Granted, I was not alive in the 1950s and cannot truly know the prevailing zeitgeist, but if Robin Williams got fired for advocating Walt Whitman, Latin, and Shakespeare, what was he supposed to be teaching? The most efficient method for torturing a confession from a suspected heretic? The proper method for balancing the humors? How to prevent the rusting of chastity belts?

This is the ultimate inspiration letdown because not only does the audience not understand what the big deal is, but neither do the characters. One student kills himself, another helps fire Williams and the others don’t really do anything, until the very end when some of them stand on their desks and recite Walt Whitman again.

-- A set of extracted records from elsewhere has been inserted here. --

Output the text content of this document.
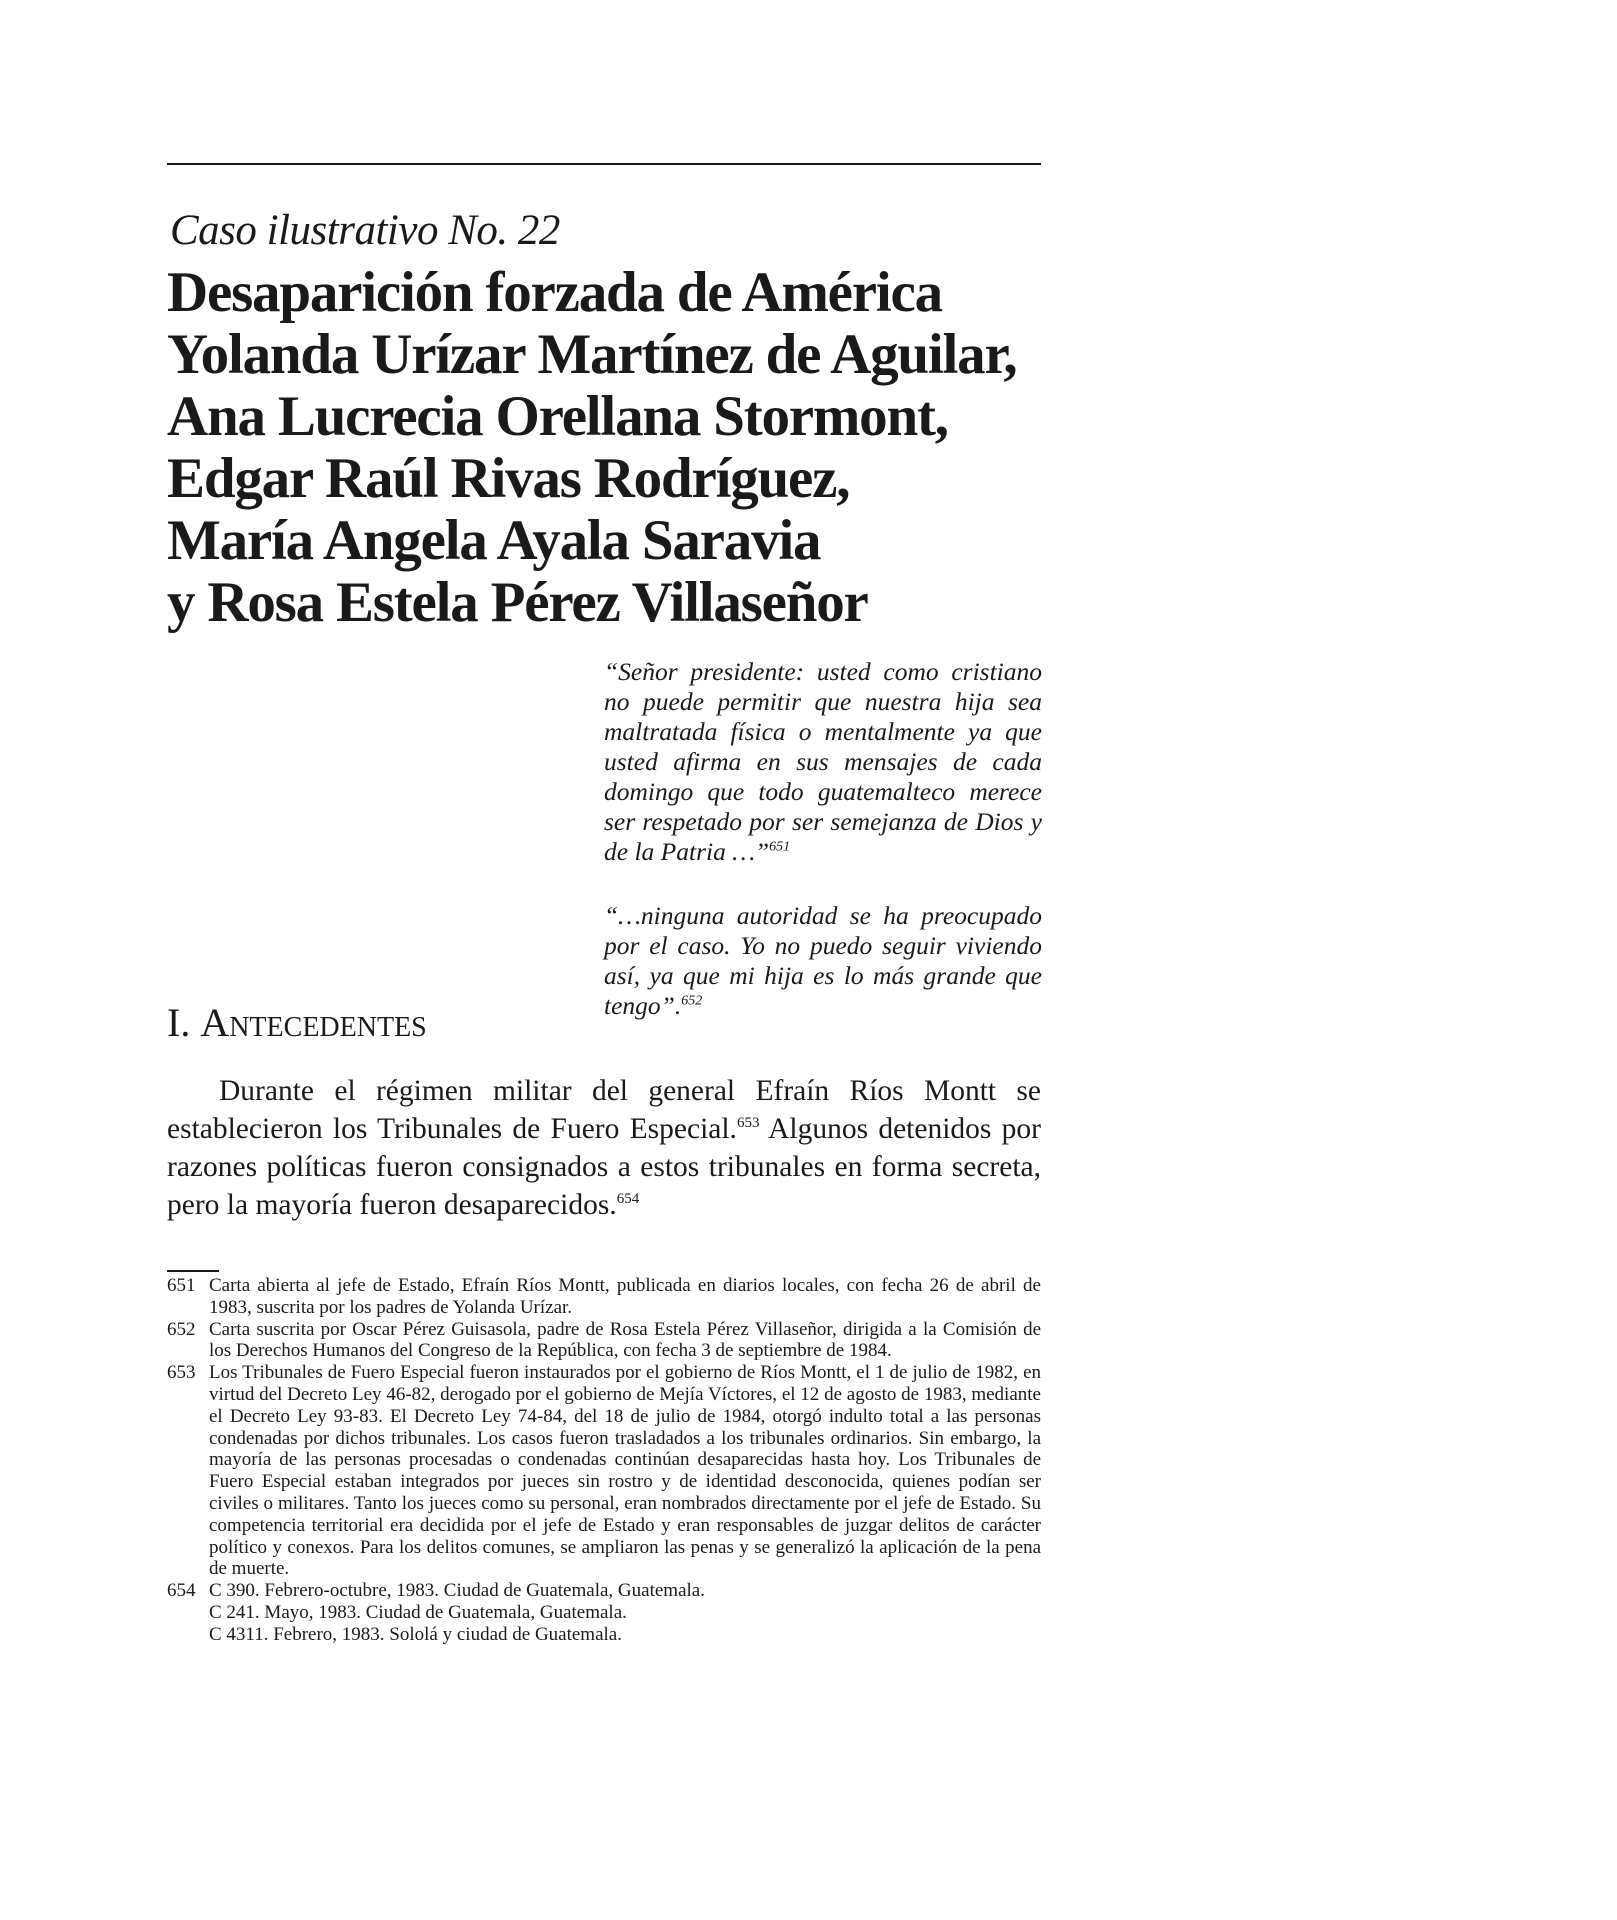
Caso ilustrativo No. 22
Desaparición forzada de América
Yolanda Urízar Martínez de Aguilar,
Ana Lucrecia Orellana Stormont,
Edgar Raúl Rivas Rodríguez,
María Angela Ayala Saravia
y Rosa Estela Pérez Villaseñor

“Señor presidente: usted como cristiano no puede permitir que nuestra hija sea maltratada física o mentalmente ya que usted afirma en sus mensajes de cada domingo que todo guatemalteco merece ser respetado por ser semejanza de Dios y de la Patria …”$^{651}$

“…ninguna autoridad se ha preocupado por el caso. Yo no puedo seguir viviendo así, ya que mi hija es lo más grande que tengo”.$^{652}$

I. Antecedentes

Durante el régimen militar del general Efraín Ríos Montt se establecieron los Tribunales de Fuero Especial.$^{653}$ Algunos detenidos por razones políticas fueron consignados a estos tribunales en forma secreta, pero la mayoría fueron desaparecidos.$^{654}$

651 Carta abierta al jefe de Estado, Efraín Ríos Montt, publicada en diarios locales, con fecha 26 de abril de 1983, suscrita por los padres de Yolanda Urízar.
652 Carta suscrita por Oscar Pérez Guisasola, padre de Rosa Estela Pérez Villaseñor, dirigida a la Comisión de los Derechos Humanos del Congreso de la República, con fecha 3 de septiembre de 1984.
653 Los Tribunales de Fuero Especial fueron instaurados por el gobierno de Ríos Montt, el 1 de julio de 1982, en virtud del Decreto Ley 46-82, derogado por el gobierno de Mejía Víctores, el 12 de agosto de 1983, mediante el Decreto Ley 93-83. El Decreto Ley 74-84, del 18 de julio de 1984, otorgó indulto total a las personas condenadas por dichos tribunales. Los casos fueron trasladados a los tribunales ordinarios. Sin embargo, la mayoría de las personas procesadas o condenadas continúan desaparecidas hasta hoy. Los Tribunales de Fuero Especial estaban integrados por jueces sin rostro y de identidad desconocida, quienes podían ser civiles o militares. Tanto los jueces como su personal, eran nombrados directamente por el jefe de Estado. Su competencia territorial era decidida por el jefe de Estado y eran responsables de juzgar delitos de carácter político y conexos. Para los delitos comunes, se ampliaron las penas y se generalizó la aplicación de la pena de muerte.
654 C 390. Febrero-octubre, 1983. Ciudad de Guatemala, Guatemala.
C 241. Mayo, 1983. Ciudad de Guatemala, Guatemala.
C 4311. Febrero, 1983. Sololá y ciudad de Guatemala.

In other movies borderline-retarded inner city kids get into Harvard and the best these silver spoons can do is get off their asses and remember what their teacher liked to be called. That’s either the least inspiring message ever put to celluloid or it’s the most mind-blowingly complex biblical allegory in history. You be the judge.

Any guesses which one is supposed to represent Mary Magdalene?

Next time around we’ll be looking at a couple of more recent films, Mean Girls and Precious, so get ready for me to make fun of obesity, incest, and HIV. It’ll be like if Family Guy was a blog!

1 comment:

  1. I think the only thing keeping Dead Poets Society afloat was the hunk factor. Nerdy girls everywhere were creaming as the boys recited the blasphemous poetry. I had a thing for the suicidal one. lol. I think it was his "I'm conservative but secretly a bit of fruit" appeal. I tend to crush on gay men (Neil Patrick Harris, Zach Quinto, etc).